Use free trials carefully, avoid private data at first, and keep human judgement in charge when money, health, law or reputation is involved.
This snapshot favours beginner safety, clear terms, useful free access, open documentation and a track record of public benefit. Click the table headings to sort.
| Lab or project | Best known for | Country or origin | Beginner cost | Trust signal | Score |
|---|---|---|---|---|---|
| Anthropic Claude | LLM, documents, coding, safety framing | USA | Free, paid from about US$20/month | Strong, defence context matters | 72 |
| Hugging Face | Open model hub, demos, community tools | USA / France roots | Free tiers, paid hosting varies | Useful, check each model | 77 |
| OpenAI ChatGPT | Super app, LLM, image, voice, video, connectors | USA | Free, paid from about US$20/month | Powerful, watch data and policy | 65 |
| Canva / Leonardo.Ai | Design, image generation, creator workflows | Australia | Free and paid plans, credits vary | Beginner-friendly, check media rights | 68 |
| Google Gemini and DeepMind | Super app, search, image, video, music, worlds | USA / UK | Free, paid plans vary by country | Useful, broad ecosystem | 65 |
| Mistral AI | European LLMs, Le Chat, open-weight models | France | Free and paid options | Good open direction | 72 |
| Meta Llama | Open-weight LLMs and Meta AI app layer | USA | Often free in Meta apps or self-hosted | Open weights, social-data watch | 62 |
| Microsoft Copilot | Windows, Edge, Office, work connectors | USA | Free and paid plans | Useful, enterprise settings matter | 64 |
| Apple Intelligence | On-device and private cloud AI in Apple products | USA | Bundled with supported devices | Privacy-led, device-limited | 70 |
| Amazon Nova / AWS Bedrock | Cloud models and enterprise AI platform | USA | Usage-based cloud pricing | Strong platform, not beginner-simple | 63 |
| NVIDIA Nemotron / Cosmos | Enterprise, robotics, synthetic data and model tooling | USA | Developer and enterprise pricing varies | Infrastructure power player | 67 |
| Cohere | Enterprise LLMs, retrieval and secure business AI | Canada | Business and API pricing varies | Enterprise-focused | 71 |
| Perplexity | Answer engine and research assistant | USA | Free and paid plans | Useful, publisher disputes | 61 |
| DeepSeek | Open-weight reasoning models | China | Open weights or hosted services | Efficient, jurisdiction watch | 52 |
| Alibaba Qwen | Open-weight text, code and multimodal models | China | Open weights or hosted services | Strong open model family | 60 |
| World Labs | Spatial intelligence and world generation | USA | Early access / product-dependent | Promising, early-stage | 64 |
| Thinking Machines Lab | Frontier AI lab from Mira Murati | USA | Early product access | Promising, public record still forming | 60 |
| xAI Grok | LLM, X feed, SpaceXAI context | USA | Subscription plans vary | Extra caution until clearer | 43 |
| Runway / Luma / Kling / Pika | Video generation and motion tools | USA / China mix | Free trials and paid credit plans | Creative, rights and cost watch | 55 |
| Midjourney / Adobe / Black Forest / Stability | Image generation and creative models | USA / Europe / UK mix | Free or paid plans vary | Image rights vary widely | 57 |
| ElevenLabs / Suno / Udio | Voice and music generation | USA / Europe mix | Free and paid creator plans | Consent and copyright watch | 48 |
Use this before paying, pasting a private file, connecting an inbox, letting a tool speak in your voice, or sharing generated work publicly.
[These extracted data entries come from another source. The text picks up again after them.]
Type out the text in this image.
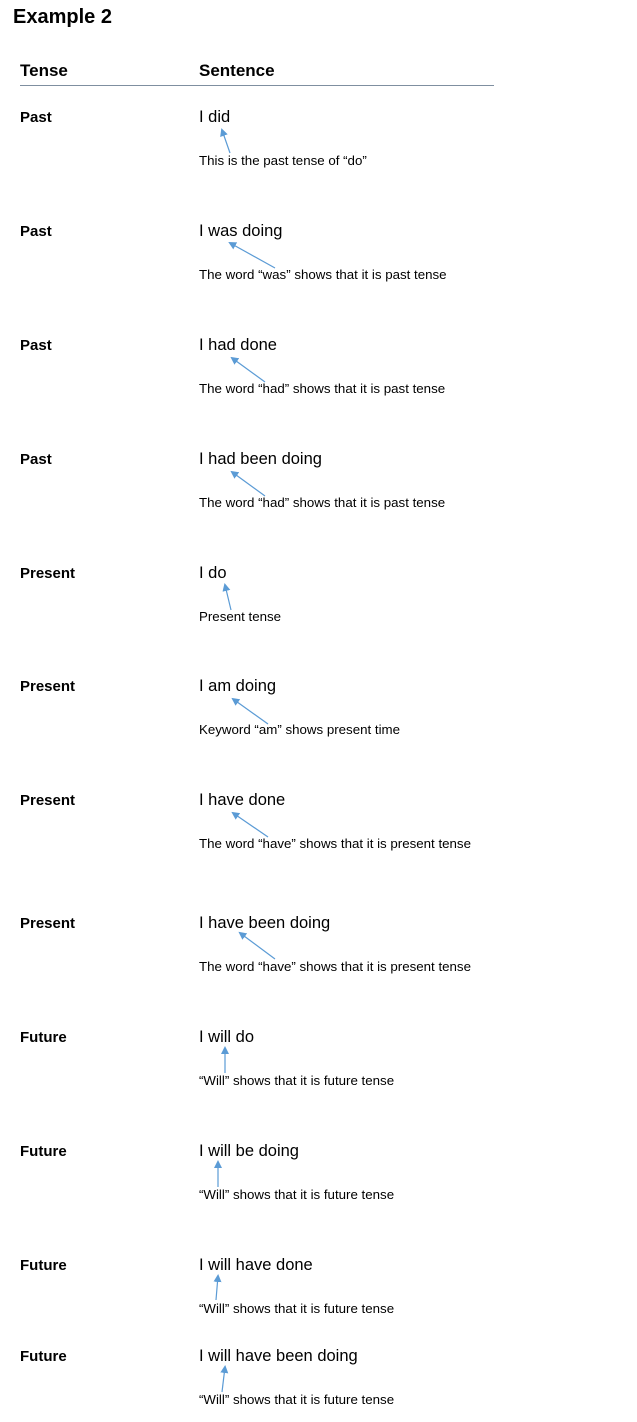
Example 2
Tense	Sentence
Past	I did
This is the past tense of “do”
Past	I was doing
The word “was” shows that it is past tense
Past	I had done
The word “had” shows that it is past tense
Past	I had been doing
The word “had” shows that it is past tense
Present	I do
Present tense
Present	I am doing
Keyword “am” shows present time
Present	I have done
The word “have” shows that it is present tense
Present	I have been doing
The word “have” shows that it is present tense
Future	I will do
“Will” shows that it is future tense
Future	I will be doing
“Will” shows that it is future tense
Future	I will have done
“Will” shows that it is future tense
Future	I will have been doing
“Will” shows that it is future tense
Does it protect your prompts, files and voice? Can you delete things? Are humans allowed to review your data?
What happens after the free trial? Can you leave easily? Are features tied to one ecosystem?
Where is the company based? Which laws may touch your data? Does that matter for your use case?
Who leads it? What good work has it done? What controversies or lawsuits should you know about?